FAPRI - Decisive Marketing - Melvin Brees
May 15, 2008 Archived Issues

Information for Pricing Decisions?

The USDA provided their first monthly estimates of 2008-09 crop supply/demand on May 9. These projections suggested continued tight supplies of corn and soybeans.

Corn production estimates were based on the 86.0 million planted acres from the March 31 Prospective Plantings report, which reflected farmers' early March planting intentions. These plantings would be down eight percent or 7.6 million acres from last year's 93.6 million acres. At that time, many analysts believed that higher corn prices, following the Prospective Plantings report, would encourage increased corn acreage. However, planting delays now leave many wondering if even the 86.0 million acres will get planted to corn. While market attention has focused on the lower acreage in 2008 compared with 2007, 86.0 million acres would be the second largest corn planted acreage in more than forty years!

The planting delays caused the USDA to use an expected yield of 153.9 bpa, which is one bpa below the trendline yields used in many other earlier projections. This results in total estimated 2008 corn production of 12.125 billion bushels, assuming a harvested acreage of 78.8 million acres. Old crop (2007-08) estimated carryover was adjusted upward to 1.383 billion bushels, due to a 100 million bushels decrease in expected 2007-08 ethanol use. This carryover, when combined with the expected production and a small amount of imports, results in a total supply for 2008-09 of 13.523 billion bushels. Will this be enough? Just barely, according to the USDA's projected use numbers.

Corn use is expected to exceed production! Ethanol use is projected to increase by about one billion bushels in the coming year. But feed and residual use is expected to decline as livestock producers adjust to high feed cost and increased distillers grains offset some corn feed use. Exports are also expected to decline as increased world wheat and other feedgrain production offsets some of the foreign demand for US corn. In spite of the decreased feed and export use, corn use is expected to total 12.760 billion bushels. This will draw down carryover supplies and 2008-09 ending corn stocks are expected to be only 763 million bushels. Tight supplies usually mean higher prices and the USDA's forecast is for 2008-09 corn prices to range from $5.00 to $6.00 per bushel.

Is it time to add to corn sales? This market is filled with uncertainty. The USDA's estimates are just that — estimates! Will acreage be higher or lower? How much impact will the later planting have on yields and production? There is no room in these estimates for a summer drought or an early frost that might reduce production. What about demand? Will feed use decline that much? Energy prices, foreign crop production, the value of the dollar, economic conditions or any of a number of other factors could result in more or less corn use.
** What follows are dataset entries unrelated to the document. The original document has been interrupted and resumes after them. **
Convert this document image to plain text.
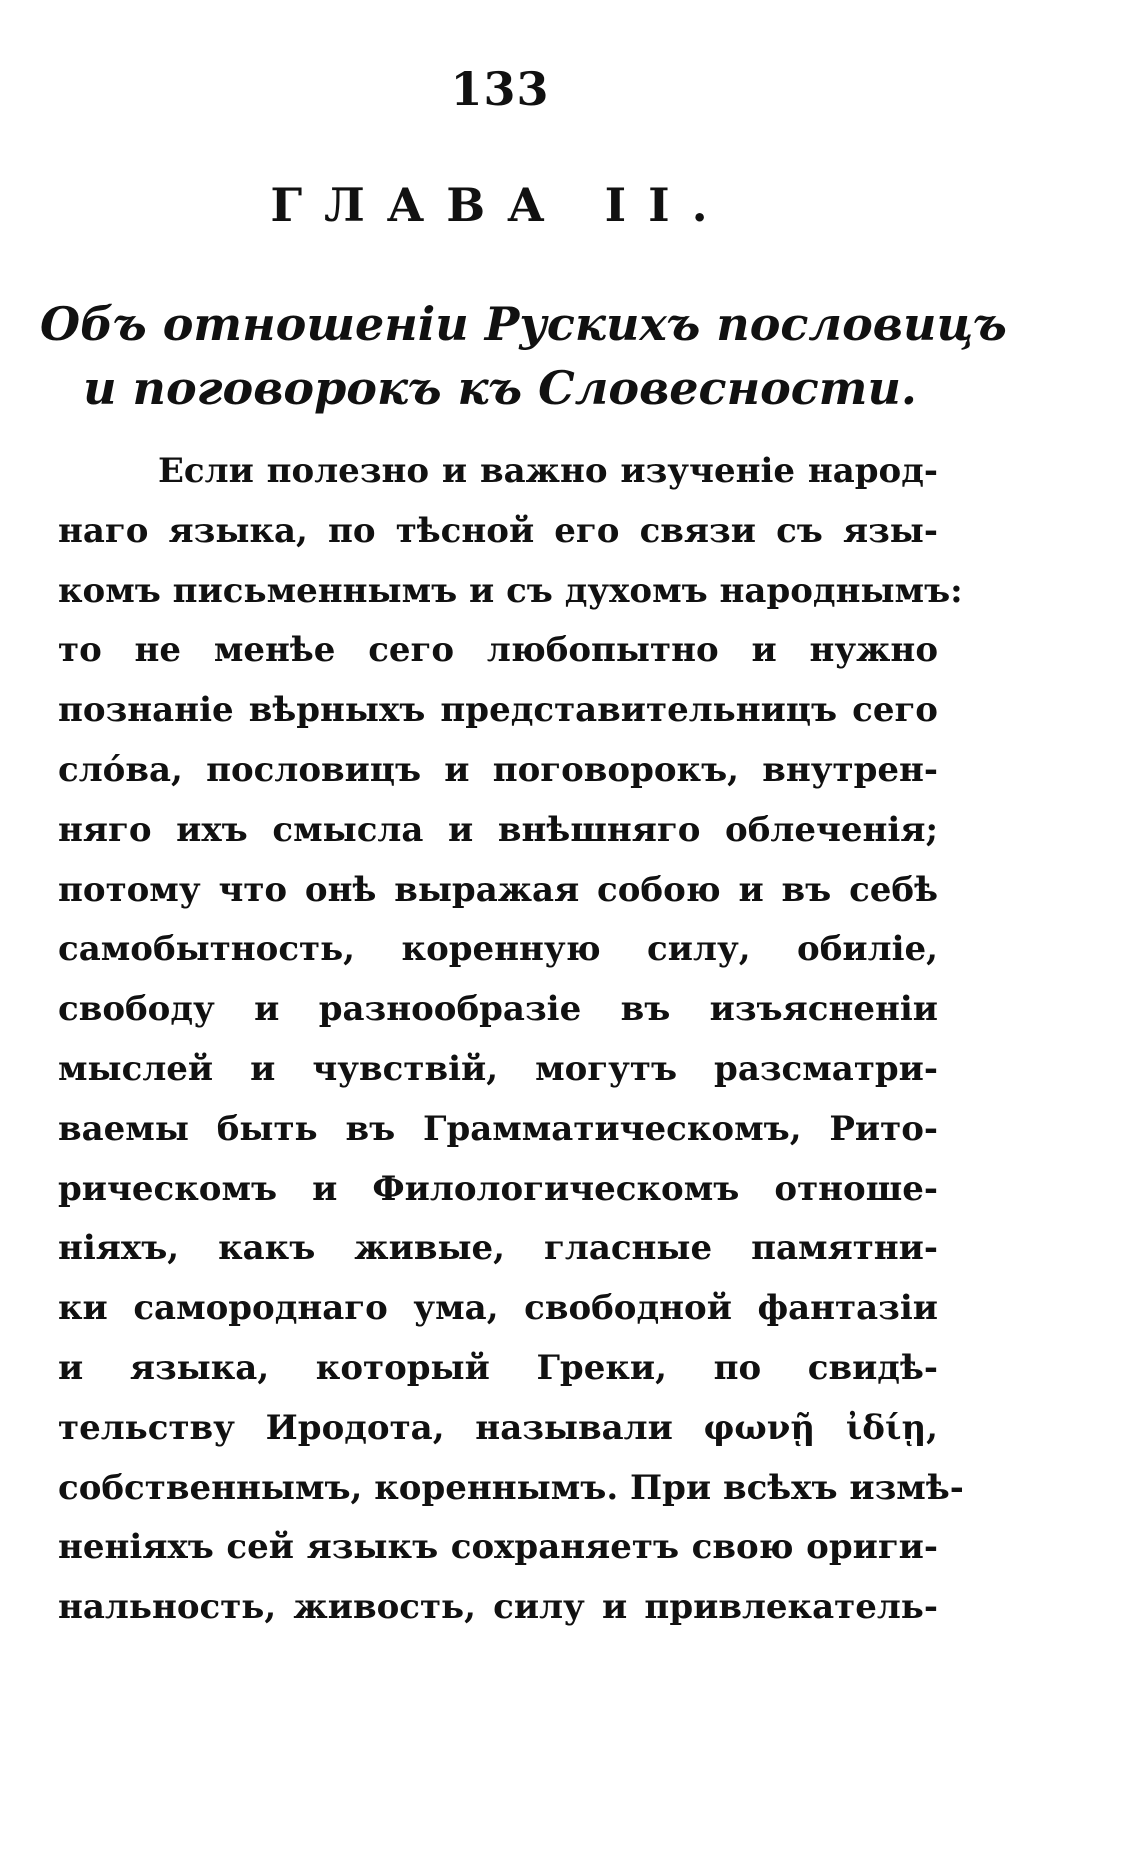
133
ГЛАВА II.
Объ отношеніи Рускихъ пословицъ
и поговорокъ къ Словесности.
Если полезно и важно изученіе народ-
наго языка, по тѣсной его связи съ язы-
комъ письменнымъ и съ духомъ народнымъ:
то не менѣе сего любопытно и нужно
познаніе вѣрныхъ представительницъ сего
слóва, пословицъ и поговорокъ, внутрен-
няго ихъ смысла и внѣшняго облеченія;
потому что онѣ выражая собою и въ себѣ
самобытность, коренную силу, обиліе,
свободу и разнообразіе въ изъясненіи
мыслей и чувствій, могутъ разсматри-
ваемы быть въ Грамматическомъ, Рито-
рическомъ и Филологическомъ отноше-
ніяхъ, какъ живые, гласные памятни-
ки самороднаго ума, свободной фантазіи
и языка, который Греки, по свидѣ-
тельству Иродота, называли φωνῇ ἰδίῃ,
собственнымъ, кореннымъ. При всѣхъ измѣ-
неніяхъ сей языкъ сохраняетъ свою ориги-
нальность, живость, силу и привлекатель-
Although there is considerable risk, profits depend on making profitable sales decisions. Consider the following to help decide whether to add to corn sales.

  • New crop December 2008 corn futures prices are near the record highs set following the reports. It is seldom a mistake to make sales near contract or record highs.
  • Many Missouri new crop corn bids are in the upper one-half or near the top of the USDA's forecasted price range if the elevators are offering cash contracts. Although higher prices are certainly possible, cash prices in the upper one-half of the forecast price range usually represent pricing opportunities.
  • Is upside potential limited? This is difficult to answer, even though prices are near record highs, but the trend is up and tight supplies suggest that upside potential does exist. However, in spite of the price positive supply/demand estimates and, after setting new highs, corn prices have slipped somewhat and it is possible that most of the potential bullish news is already factored into prices.
  • When prices are near record highs, there is considerable downside price risk.
  • The seasonal trend is for lower prices. Historically, unless serious production problems develop, new crop corn prices offered in May are usually higher than the prices offered at harvest time.
  • These prices generate favorable returns.
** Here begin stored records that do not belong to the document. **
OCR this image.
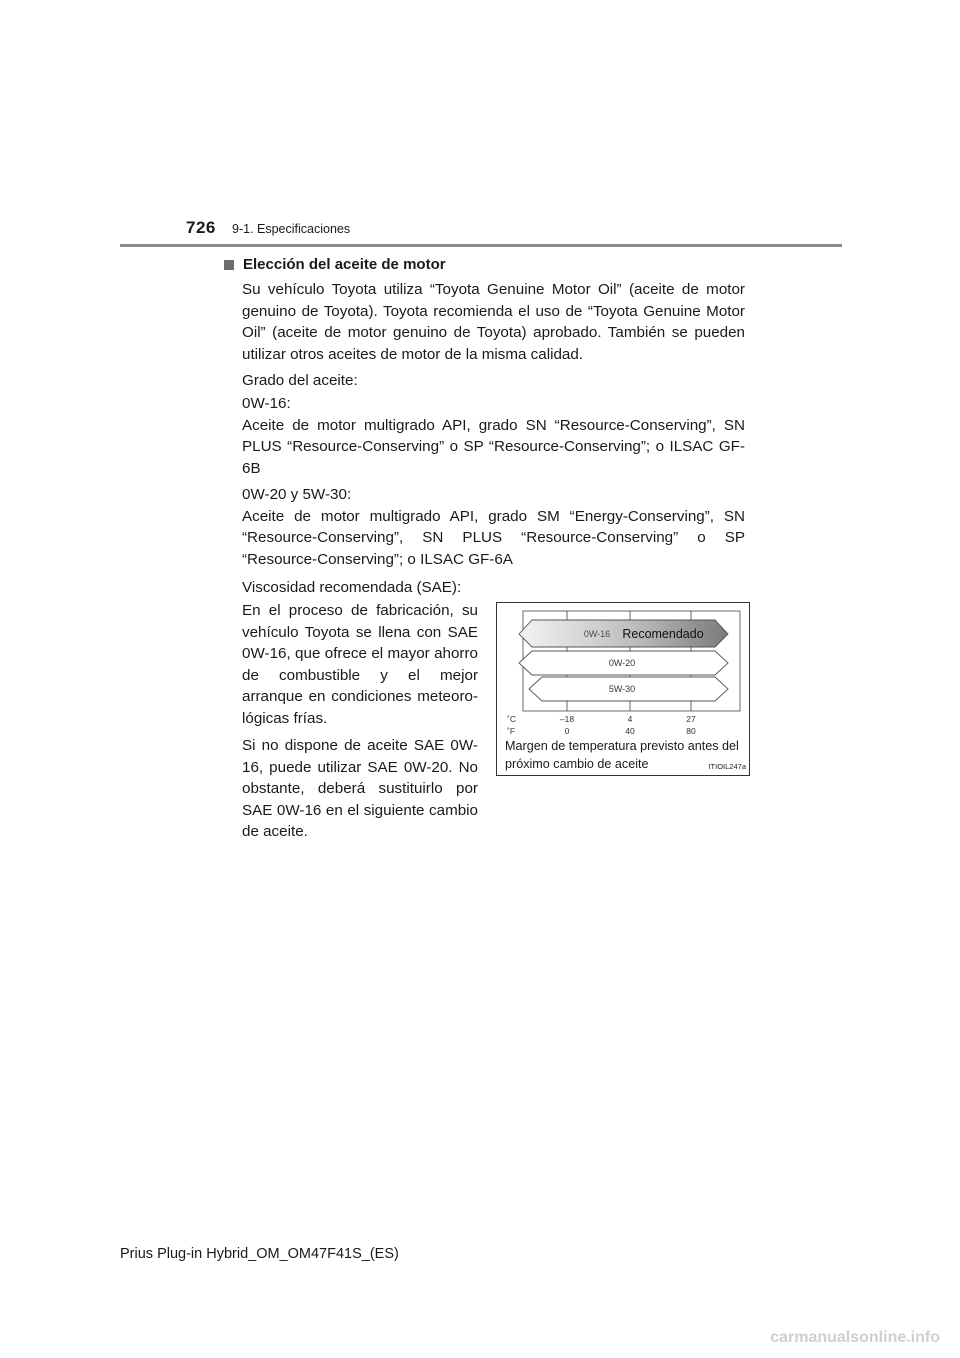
726 9-1. Especificaciones
Elección del aceite de motor

Su vehículo Toyota utiliza “Toyota Genuine Motor Oil” (aceite de motor genuino de Toyota). Toyota recomienda el uso de “Toyota Genuine Motor Oil” (aceite de motor genuino de Toyota) aprobado. También se pueden utilizar otros aceites de motor de la misma calidad.

Grado del aceite:

0W-16:
Aceite de motor multigrado API, grado SN “Resource-Conserving”, SN PLUS “Resource-Conserving” o SP “Resource-Conserving”; o ILSAC GF-6B
0W-20 y 5W-30:
Aceite de motor multigrado API, grado SM “Energy-Conserving”, SN “Resource-Conserving”, SN PLUS “Resource-Conserving” o SP “Resource-Conserving”; o ILSAC GF-6A

Viscosidad recomendada (SAE):

En el proceso de fabricación, su vehículo Toyota se llena con SAE 0W-16, que ofrece el mayor ahorro de combustible y el mejor arranque en condiciones meteoro-lógicas frías.

Si no dispone de aceite SAE 0W-16, puede utilizar SAE 0W-20. No obstante, deberá sustituirlo por SAE 0W-16 en el siguiente cambio de aceite.

0W-16 Recomendado
0W-20
5W-30
˚C	–18	4	27
˚F	0	40	80
Margen de temperatura previsto antes del próximo cambio de aceite	ITIOIL247a
Prius Plug-in Hybrid_OM_OM47F41S_(ES)
carmanualsonline.info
Although soybean acreage and production is expected to increase, supplies will remain tight. The USDA used the March 31 intended soybean planting acreage of 74.8 million acres, which is up 18 percent or 11.2 million acres from last year. Assuming harvested acreage of 73.8 million acres and trendline yields of 42.1 bpa, 2008 soybean production should total 3.105 billion bushels. This is up significantly from last year's production of 2.585 billion bushels. However, last year's (2007) production was supplemented by record beginning stocks of 574 million bushels. Strong soybean use is using up the 2007 production of corn and depleting carryover supplies, which are now projected to be only 145 million bushels.
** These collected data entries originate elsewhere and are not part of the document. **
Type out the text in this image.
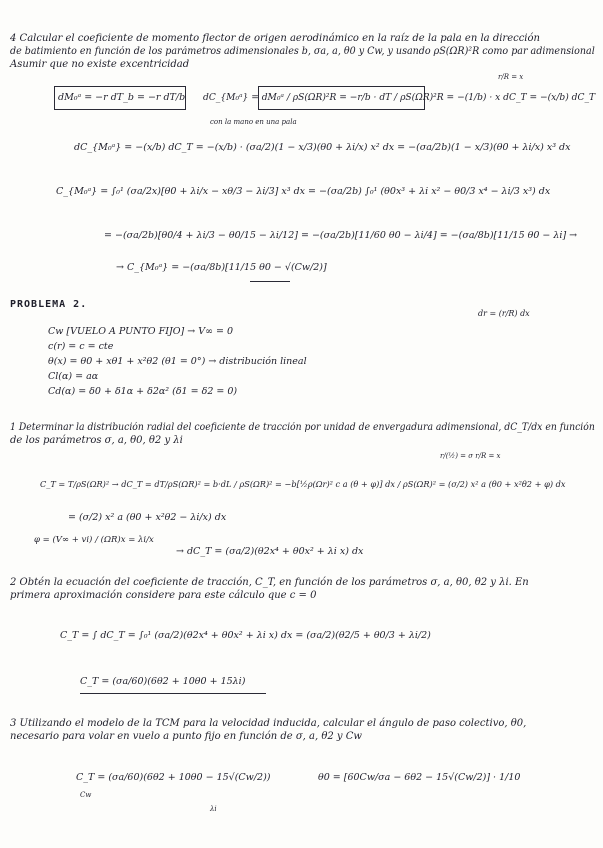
4 Calcular el coeficiente de momento flector de origen aerodinámico en la raíz de la pala en la dirección
de batimiento en función de los parámetros adimensionales b, σa, a, θ0 y Cw, y usando ρS(ΩR)²R como par adimensional
Asumir que no existe excentricidad
r/R = x
dM₀ᵃ = −r dT_b = −r dT/b dC_{M₀ᵃ} = dM₀ᵃ / ρS(ΩR)²R = −r/b · dT / ρS(ΩR)²R = −(1/b) · x dC_T = −(x/b) dC_T
con la mano en una pala
dC_{M₀ᵃ} = −(x/b) dC_T = −(x/b) · (σa/2)(1 − x/3)(θ0 + λi/x) x² dx = −(σa/2b)(1 − x/3)(θ0 + λi/x) x³ dx
C_{M₀ᵃ} = ∫₀¹ (σa/2x)[θ0 + λi/x − xθ/3 − λi/3] x³ dx = −(σa/2b) ∫₀¹ (θ0x³ + λi x² − θ0/3 x⁴ − λi/3 x³) dx
= −(σa/2b)[θ0/4 + λi/3 − θ0/15 − λi/12] = −(σa/2b)[11/60 θ0 − λi/4] = −(σa/8b)[11/15 θ0 − λi] →
→ C_{M₀ᵃ} = −(σa/8b)[11/15 θ0 − √(Cw/2)]
PROBLEMA 2.
dr = (r/R) dx
Cw [VUELO A PUNTO FIJO] → V∞ = 0
c(r) = c = cte
θ(x) = θ0 + xθ1 + x²θ2 (θ1 = 0°) → distribución lineal
Cl(α) = aα
Cd(α) = δ0 + δ1α + δ2α² (δ1 = δ2 = 0)
1 Determinar la distribución radial del coeficiente de tracción por unidad de envergadura adimensional, dC_T/dx en función
de los parámetros σ, a, θ0, θ2 y λi
r/(½) = σ r/R = x
C_T = T/ρS(ΩR)² → dC_T = dT/ρS(ΩR)² = b·dL / ρS(ΩR)² = −b[½ρ(Ωr)² c a (θ + φ)] dx / ρS(ΩR)² = (σ/2) x² a (θ0 + x²θ2 + φ) dx
= (σ/2) x² a (θ0 + x²θ2 − λi/x) dx
φ = (V∞ + vi) / (ΩR)x = λi/x
→ dC_T = (σa/2)(θ2x⁴ + θ0x² + λi x) dx
2 Obtén la ecuación del coeficiente de tracción, C_T, en función de los parámetros σ, a, θ0, θ2 y λi. En
primera aproximación considere para este cálculo que c = 0
C_T = ∫ dC_T = ∫₀¹ (σa/2)(θ2x⁴ + θ0x² + λi x) dx = (σa/2)(θ2/5 + θ0/3 + λi/2)
C_T = (σa/60)(6θ2 + 10θ0 + 15λi)
3 Utilizando el modelo de la TCM para la velocidad inducida, calcular el ángulo de paso colectivo, θ0,
necesario para volar en vuelo a punto fijo en función de σ, a, θ2 y Cw
C_T = (σa/60)(6θ2 + 10θ0 − 15√(Cw/2))
Cw
λi
θ0 = [60Cw/σa − 6θ2 − 15√(Cw/2)] · 1/10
Soybean use for 2008-09 is expected to remain strong, totaling 3.073 billion bushels. This is almost as much as is expected to be produced and ending stocks are projected to increase only to 185 million bushels. This will likely support 2008-09 soybean prices, which the USDA forecasts to range from $10.50 to $12.00 per bushel.

How are soybean sales decisions influenced by current supply/demand estimates? As corn planting delays have occurred, there is less concern that planned soybean acres will be shifted back to corn production. While delays in planting soybeans may become a production concern, at this time it is much less of a worry than for corn. However, serious summer dryness or an early frost would also impact soybean production, similar to corn. A large number of factors (energy prices, dollar value, economic conditions, etc.) could also cause soybean demand to move up or down.

While there is considerable risk, consider some of the following in deciding whether to add to soybean sales.

  • Soybean futures pries are more than one dollar off of their record highs posted in early March. But current prices have retraced more than two dollars of the decline from those highs and are at historically high price levels.
  • Missouri new crop soybean bids, where available, are generally in the upper half of the USDA's forecast price range.
  • Higher prices may be possible. The USDA's supply/demand estimates resulted in tighter 2008-09 ending stocks than many expected.
  • At these prices, although higher prices could occur, , significant downside risk exists, especially if corn planting delays result in more soybean acres or if use is less than expected. South American competition could also pressure prices upward.
  • The seasonal trend is down. Harvest time soybean prices are typically lower than those offered in May.
  • Current prices offer favorable returns.

Adding to sales is not an easy decision. Considerable production and price uncertainty exists. The decision is also complicated by the unavailability of cash contracts at some locations. This means some sales may require the use of options that are expensive, or futures contracts that carry the risk of significant margin requirements. The decision may also depend upon how many new crop sales have already been made. However, the USDA's projections provide a look at new crop fundamentals and should be considered as a part of the marketing planning process for capturing new crop pricing opportunities.